Ebu Hureyre -radıyallahu anh- rivayet edildiğine göre şöyle dedi: Nebî -sallallahu aleyhi ve sellem- ile birlikte abdesti be tuvalet ihtiyacı için kova ile su taşırdım.Tuvaleti için çıktığında peşinden gitti.
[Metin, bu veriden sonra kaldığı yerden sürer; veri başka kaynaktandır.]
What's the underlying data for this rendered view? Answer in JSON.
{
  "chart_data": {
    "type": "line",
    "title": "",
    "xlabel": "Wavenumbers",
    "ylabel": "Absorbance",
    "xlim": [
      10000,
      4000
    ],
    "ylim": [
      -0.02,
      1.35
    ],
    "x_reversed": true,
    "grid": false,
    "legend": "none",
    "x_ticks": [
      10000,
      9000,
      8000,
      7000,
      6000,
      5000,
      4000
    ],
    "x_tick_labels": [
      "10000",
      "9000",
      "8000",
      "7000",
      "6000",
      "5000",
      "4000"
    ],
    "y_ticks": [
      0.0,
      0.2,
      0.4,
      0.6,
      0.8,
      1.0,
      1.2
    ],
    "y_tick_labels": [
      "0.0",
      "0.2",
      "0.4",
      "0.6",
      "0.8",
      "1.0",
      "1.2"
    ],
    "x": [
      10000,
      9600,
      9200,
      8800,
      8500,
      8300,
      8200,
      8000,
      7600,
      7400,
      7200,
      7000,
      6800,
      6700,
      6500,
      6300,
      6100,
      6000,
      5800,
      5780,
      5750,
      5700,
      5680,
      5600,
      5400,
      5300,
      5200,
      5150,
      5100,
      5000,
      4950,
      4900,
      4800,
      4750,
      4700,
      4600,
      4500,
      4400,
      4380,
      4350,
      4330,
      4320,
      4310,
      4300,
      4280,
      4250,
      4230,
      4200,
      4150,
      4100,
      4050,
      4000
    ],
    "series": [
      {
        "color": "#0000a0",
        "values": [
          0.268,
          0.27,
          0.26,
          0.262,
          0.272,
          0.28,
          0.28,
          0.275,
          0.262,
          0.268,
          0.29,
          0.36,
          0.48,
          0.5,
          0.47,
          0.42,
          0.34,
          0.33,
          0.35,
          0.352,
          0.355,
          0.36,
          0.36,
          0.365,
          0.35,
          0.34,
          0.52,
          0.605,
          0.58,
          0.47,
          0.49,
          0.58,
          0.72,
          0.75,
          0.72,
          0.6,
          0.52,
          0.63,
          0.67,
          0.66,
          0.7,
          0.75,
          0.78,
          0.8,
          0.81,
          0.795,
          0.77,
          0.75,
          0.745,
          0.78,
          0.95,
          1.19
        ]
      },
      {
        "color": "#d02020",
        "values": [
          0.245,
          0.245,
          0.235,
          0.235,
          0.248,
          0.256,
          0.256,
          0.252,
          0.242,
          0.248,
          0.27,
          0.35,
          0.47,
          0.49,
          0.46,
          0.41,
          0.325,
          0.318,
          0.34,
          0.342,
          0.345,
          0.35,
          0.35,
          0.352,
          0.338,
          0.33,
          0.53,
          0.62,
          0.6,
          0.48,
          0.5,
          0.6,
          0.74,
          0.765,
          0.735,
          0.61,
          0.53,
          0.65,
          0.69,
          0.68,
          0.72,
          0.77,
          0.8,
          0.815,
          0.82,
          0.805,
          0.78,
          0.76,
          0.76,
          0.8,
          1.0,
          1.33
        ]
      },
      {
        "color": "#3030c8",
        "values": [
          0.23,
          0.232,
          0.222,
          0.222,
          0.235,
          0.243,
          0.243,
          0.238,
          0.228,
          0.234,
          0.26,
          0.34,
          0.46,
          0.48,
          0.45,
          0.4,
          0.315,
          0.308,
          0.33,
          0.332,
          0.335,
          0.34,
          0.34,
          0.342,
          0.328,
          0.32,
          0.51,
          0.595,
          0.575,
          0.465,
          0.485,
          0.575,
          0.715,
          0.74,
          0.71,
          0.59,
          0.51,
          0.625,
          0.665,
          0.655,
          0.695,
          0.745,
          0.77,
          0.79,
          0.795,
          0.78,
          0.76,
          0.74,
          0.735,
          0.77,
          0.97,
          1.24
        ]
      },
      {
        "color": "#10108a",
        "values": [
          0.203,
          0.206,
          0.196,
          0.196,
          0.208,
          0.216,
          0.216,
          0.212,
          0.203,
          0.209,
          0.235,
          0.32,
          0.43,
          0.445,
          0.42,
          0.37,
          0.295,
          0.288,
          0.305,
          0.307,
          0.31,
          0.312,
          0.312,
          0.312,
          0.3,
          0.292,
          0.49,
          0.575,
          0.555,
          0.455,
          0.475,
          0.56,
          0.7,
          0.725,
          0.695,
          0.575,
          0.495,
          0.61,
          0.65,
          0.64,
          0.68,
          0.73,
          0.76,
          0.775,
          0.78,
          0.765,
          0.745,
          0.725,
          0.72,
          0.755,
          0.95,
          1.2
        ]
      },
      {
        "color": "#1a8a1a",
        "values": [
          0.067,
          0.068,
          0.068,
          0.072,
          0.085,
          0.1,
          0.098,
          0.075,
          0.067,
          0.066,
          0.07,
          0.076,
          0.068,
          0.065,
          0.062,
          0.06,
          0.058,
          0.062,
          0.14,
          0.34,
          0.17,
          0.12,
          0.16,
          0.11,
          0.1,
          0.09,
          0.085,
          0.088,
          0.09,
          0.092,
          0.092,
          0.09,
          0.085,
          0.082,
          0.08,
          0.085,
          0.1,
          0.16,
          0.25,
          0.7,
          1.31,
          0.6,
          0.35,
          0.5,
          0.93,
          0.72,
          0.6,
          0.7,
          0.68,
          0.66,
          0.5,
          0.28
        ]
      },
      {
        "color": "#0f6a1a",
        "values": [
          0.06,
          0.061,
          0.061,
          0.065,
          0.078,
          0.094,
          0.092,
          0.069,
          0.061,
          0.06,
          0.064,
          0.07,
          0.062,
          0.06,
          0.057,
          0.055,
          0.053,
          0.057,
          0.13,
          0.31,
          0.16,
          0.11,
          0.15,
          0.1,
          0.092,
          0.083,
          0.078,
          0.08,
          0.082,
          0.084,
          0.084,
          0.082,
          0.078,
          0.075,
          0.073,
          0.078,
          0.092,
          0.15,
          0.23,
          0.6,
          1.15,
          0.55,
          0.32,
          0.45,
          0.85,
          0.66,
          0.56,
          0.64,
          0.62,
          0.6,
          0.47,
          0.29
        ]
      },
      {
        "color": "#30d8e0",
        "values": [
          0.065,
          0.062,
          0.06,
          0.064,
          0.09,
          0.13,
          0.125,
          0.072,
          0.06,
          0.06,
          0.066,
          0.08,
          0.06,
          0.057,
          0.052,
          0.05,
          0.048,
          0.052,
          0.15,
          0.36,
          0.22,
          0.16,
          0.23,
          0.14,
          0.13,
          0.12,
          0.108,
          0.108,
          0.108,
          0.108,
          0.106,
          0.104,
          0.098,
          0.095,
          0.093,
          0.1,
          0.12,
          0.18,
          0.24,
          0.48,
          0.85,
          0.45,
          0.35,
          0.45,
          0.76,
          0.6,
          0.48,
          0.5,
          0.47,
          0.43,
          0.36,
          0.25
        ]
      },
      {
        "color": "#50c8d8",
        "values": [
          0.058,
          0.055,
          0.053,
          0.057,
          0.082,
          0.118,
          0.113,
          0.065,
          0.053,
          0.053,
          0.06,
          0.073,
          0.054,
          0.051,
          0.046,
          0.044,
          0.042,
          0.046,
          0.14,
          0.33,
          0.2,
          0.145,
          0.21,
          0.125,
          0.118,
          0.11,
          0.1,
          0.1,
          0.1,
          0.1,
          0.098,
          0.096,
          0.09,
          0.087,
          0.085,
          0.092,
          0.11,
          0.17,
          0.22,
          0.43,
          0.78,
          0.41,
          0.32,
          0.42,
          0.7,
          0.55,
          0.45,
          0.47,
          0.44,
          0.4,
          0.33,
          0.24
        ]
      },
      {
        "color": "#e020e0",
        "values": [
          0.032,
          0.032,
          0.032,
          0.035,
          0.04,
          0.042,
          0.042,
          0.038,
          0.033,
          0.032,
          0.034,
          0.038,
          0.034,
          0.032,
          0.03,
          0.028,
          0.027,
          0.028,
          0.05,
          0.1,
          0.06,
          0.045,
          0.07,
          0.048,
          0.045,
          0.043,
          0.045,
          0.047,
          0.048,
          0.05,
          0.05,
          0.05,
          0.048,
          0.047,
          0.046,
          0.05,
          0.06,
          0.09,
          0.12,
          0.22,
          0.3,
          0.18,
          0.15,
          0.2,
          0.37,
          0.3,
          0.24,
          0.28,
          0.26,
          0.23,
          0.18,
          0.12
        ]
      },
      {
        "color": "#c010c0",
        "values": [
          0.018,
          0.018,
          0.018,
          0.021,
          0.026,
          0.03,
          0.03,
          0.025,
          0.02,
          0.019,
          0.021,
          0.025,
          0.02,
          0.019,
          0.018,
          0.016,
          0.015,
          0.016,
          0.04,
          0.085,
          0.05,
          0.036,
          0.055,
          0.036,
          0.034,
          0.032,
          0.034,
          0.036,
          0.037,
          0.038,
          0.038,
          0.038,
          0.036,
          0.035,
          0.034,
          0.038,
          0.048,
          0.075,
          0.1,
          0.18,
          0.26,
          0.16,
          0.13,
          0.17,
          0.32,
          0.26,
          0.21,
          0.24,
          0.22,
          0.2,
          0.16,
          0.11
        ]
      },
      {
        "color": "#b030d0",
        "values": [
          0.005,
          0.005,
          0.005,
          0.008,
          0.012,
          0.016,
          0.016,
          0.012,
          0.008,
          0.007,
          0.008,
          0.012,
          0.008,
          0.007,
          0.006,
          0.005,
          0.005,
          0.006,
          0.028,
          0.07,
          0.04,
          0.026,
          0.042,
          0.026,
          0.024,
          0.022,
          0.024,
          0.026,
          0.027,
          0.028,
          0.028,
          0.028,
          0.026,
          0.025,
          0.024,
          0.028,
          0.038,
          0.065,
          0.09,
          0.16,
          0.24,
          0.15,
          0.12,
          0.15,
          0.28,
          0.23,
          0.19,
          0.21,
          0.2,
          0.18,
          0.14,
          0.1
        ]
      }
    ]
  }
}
Giderken Kendisine yaklaştım Nebî -sallallahu aleyhi ve sellem-: Bu kimdir buyurdu: Ben Ebû Hureyra'yım dedi.Taharetlenmem için bana taşlar ara yahut benzeri bir şey bana kemik ve tezek getirme!’ buyurdu.Rasûlullah -sallallahu aleyhi ve sellem-’e elbisemin kenarında taşlar getirip yanına koydum ve ona arkamı döndüm.Kemik ve tezeğin durumu nedir? dedim.O da şöyle buyurdu: ''O ikisi cinlerin yemeğidir.Bana Nusaybîn cinlerinden bir topluluk geldiler,ne kadar da iyi cinlerdir.Bana katık sordular ve bende hangi kemiğin ve tezeğin yanlarından geçerlerse yemek bulsunlar diye onlar için Allah'a dua ettim.''
شرح الحديث :
Ebû Hureyre -radıyallahu anh- Nebî -sallalalhu aleyhi ve sellem- ile beraber yürüyor ve abdesti ve taharetlenmesi için içinde su olan bir kap taşıyordu.Peygamber -sallallahu aleyhi ve sellem- ona taharetlenmek için taşlar getirmesini emretti.Kemik ve hayvan dışkısı getirmemesini söyledi.Elbisesinin kenarında taşlar getirip yanına koydu sonra da arkasını döndü.Peygamber -sallallahu aleyhi ve sellem- ihtiyacını giderince Ebû Hureyre -radıyallahu anh- kemik ve hayvan dışkılarıyla taharetlenmemenin sebebini sordu?Nebî -sallallahu aleyhi ve sellem- ona o ikisinin cinlerin yemeği olduğunu haber verdi.Nusaybîn cinlerinden gelen bir topluluk -Şam ile Irak arasında bilinen bir beldedir- Peygamber -sallallahu aleyhi ve sellem-'e geldiler.Nebî -sallallahu aleyhi ve sellem- onları hayırla övdü.Onlar Peygamber -sallallahu aleyhi ve sellem-'e yemek sordular.Bunun tahsis edilmişi Sahih-i Müslim'de geldi: ''Elinize geçen, üzerine Allah'ın ismi zikredilmiş her kemik, olabildiği kadar bol etli olarak sizindir. Her dışkı da hayvanlarınızın yemidir."